Toutefois, l'employeur peut rompre le contrat s'il justifie d'une faute grave de l'intéressée, non liée à l'état de grossesse, ou de son impossibilité de maintenir ce contrat pour un motif étranger à la grossesse ou à l'accouchement. Dans ce cas, la rupture du contrat de travail ne peut prendre effet ou être notifiée pendant les périodes de suspension du contrat de travail mentionnées au premier alinéa ».
Période de protection absolue pendant la suspension du contrat de travail c'est-à-dire depuis la loi du 8 août 2016, non seulement pendant le congé maternité mais également pendant les congés payés pris immédiatement après ce dernier. La Cour de cassation ayant en 2016 précisé que les congés conventionnels supplémentaires « n'instaurent pas une période de protection de la salariée interdisant ou limitant le droit, pour l'employeur, de procéder à un licenciement » (Cass. Soc., 14 décembre 2016, n°15-21.898).
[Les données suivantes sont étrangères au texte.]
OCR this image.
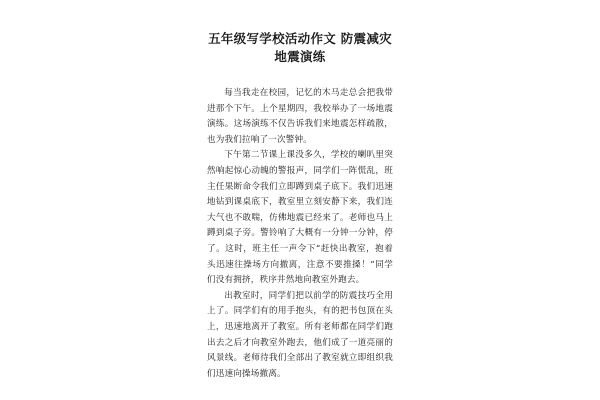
五年级写学校活动作文 防震减灾 地震演练

每当我走在校园，记忆的木马走总会把我带进那个下午。上个星期四，我校举办了一场地震演练。这场演练不仅告诉我们来地震怎样疏散，也为我们拉响了一次警钟。

下午第二节课上课没多久，学校的喇叭里突然响起惊心动魄的警报声，同学们一阵慌乱，班主任果断命令我们立即蹲到桌子底下。我们迅速地钻到课桌底下，教室里立刻安静下来，我们连大气也不敢喘，仿佛地震已经来了。老师也马上蹲到桌子旁。警铃响了大概有一分钟一分钟，停了。这时，班主任一声令下“赶快出教室，抱着头迅速往操场方向撤离，注意不要推搡！”同学们没有拥挤，秩序井然地向教室外跑去。

出教室时，同学们把以前学的防震技巧全用上了。同学们有的用手抱头，有的把书包顶在头上，迅速地离开了教室。所有老师都在同学们跑出去之后才向教室外跑去，他们成了一道亮丽的风景线。老师待我们全部出了教室就立即组织我们迅速向操场撤离。
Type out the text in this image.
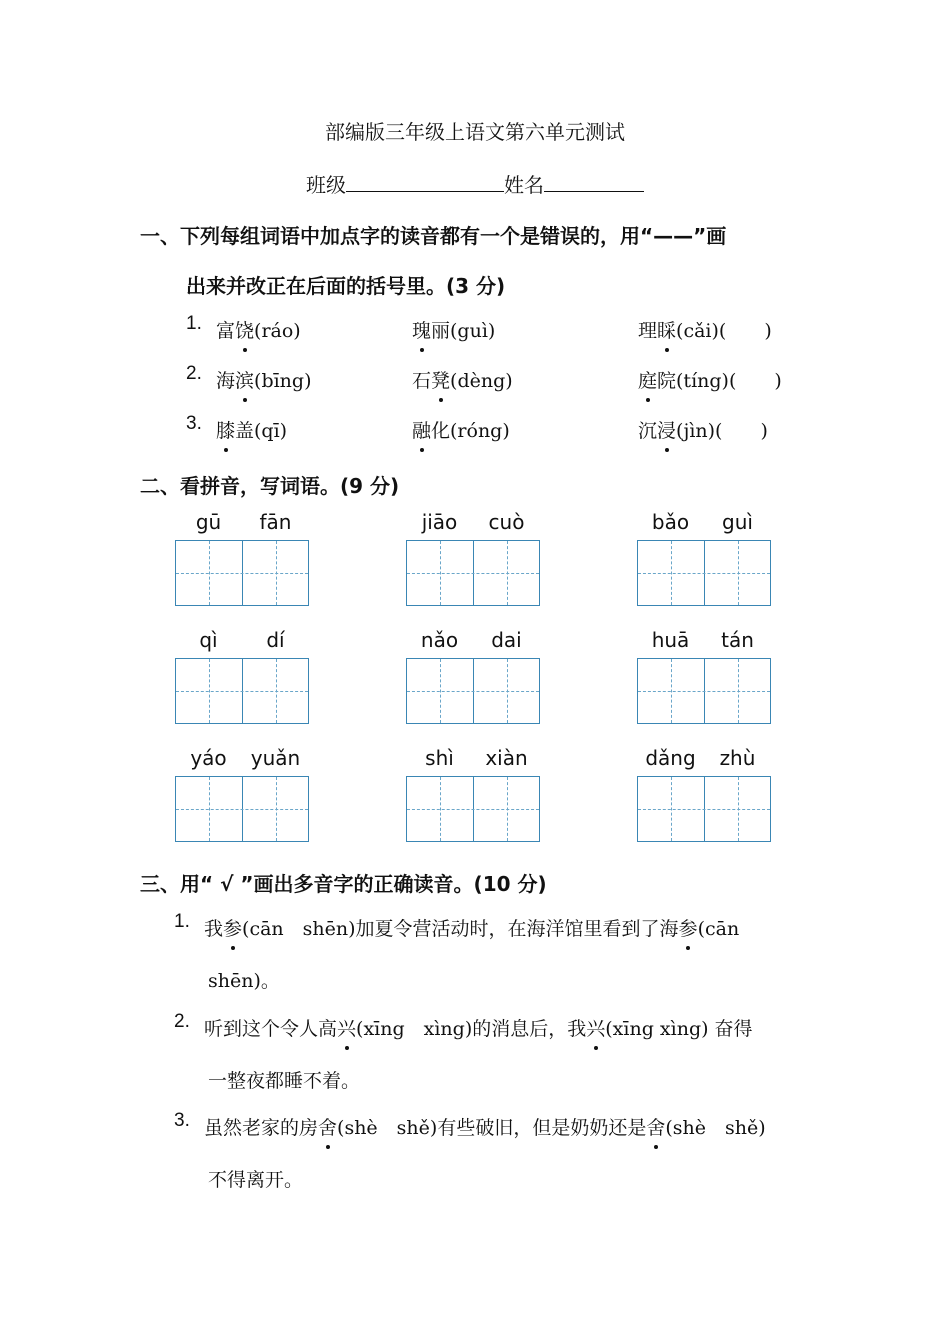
部编版三年级上语文第六单元测试
班级	姓名
一、下列每组词语中加点字的读音都有一个是错误的，用“——”画
出来并改正在后面的括号里。(3 分)
1. 富饶(ráo)	瑰丽(guì)	理睬(cǎi)(　　)
2. 海滨(bīng)	石凳(dèng)	庭院(tíng)(　　)
3. 膝盖(qī)	融化(róng)	沉浸(jìn)(　　)
二、看拼音，写词语。(9 分)
gū	fān	jiāo	cuò	bǎo	guì
qì	dí	nǎo	dai	huā	tán
yáo	yuǎn	shì	xiàn	dǎng	zhù
三、用“ √ ”画出多音字的正确读音。(10 分)
1. 我参(cān　shēn)加夏令营活动时，在海洋馆里看到了海参(cān
shēn)。
2. 听到这个令人高兴(xīng　xìng)的消息后，我兴(xīng xìng) 奋得
一整夜都睡不着。
3. 虽然老家的房舍(shè　shě)有些破旧，但是奶奶还是舍(shè　shě)
不得离开。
Période de protection relative pendant les autres périodes, l’employeur étant autorisé à licencier la salariée, s’il justifie de l’un des motifs énumérés limitativement par le texte susvisé.
En pratique, la jurisprudence admet rarement le bien-fondé du licenciement- toute exception doit s’interpréter restrictivement- et rejette notamment le licenciement pour motif économique, faute pour l’employeur de caractériser l’impossibilité de maintenir le contrat de travail, si ce n’est dans l’hypothèse d’une cessation d’activité (Cass. Soc., 26 septembre 2012, n°11-17.420 ; Cass. Soc. 24 octobre 2012, n°11-21.500).
Quel que soit le motif invoqué, la Cour de Cassation exige que le juge du fond vérifie que le motif invoqué n’est pas lié à l’état de grossesse.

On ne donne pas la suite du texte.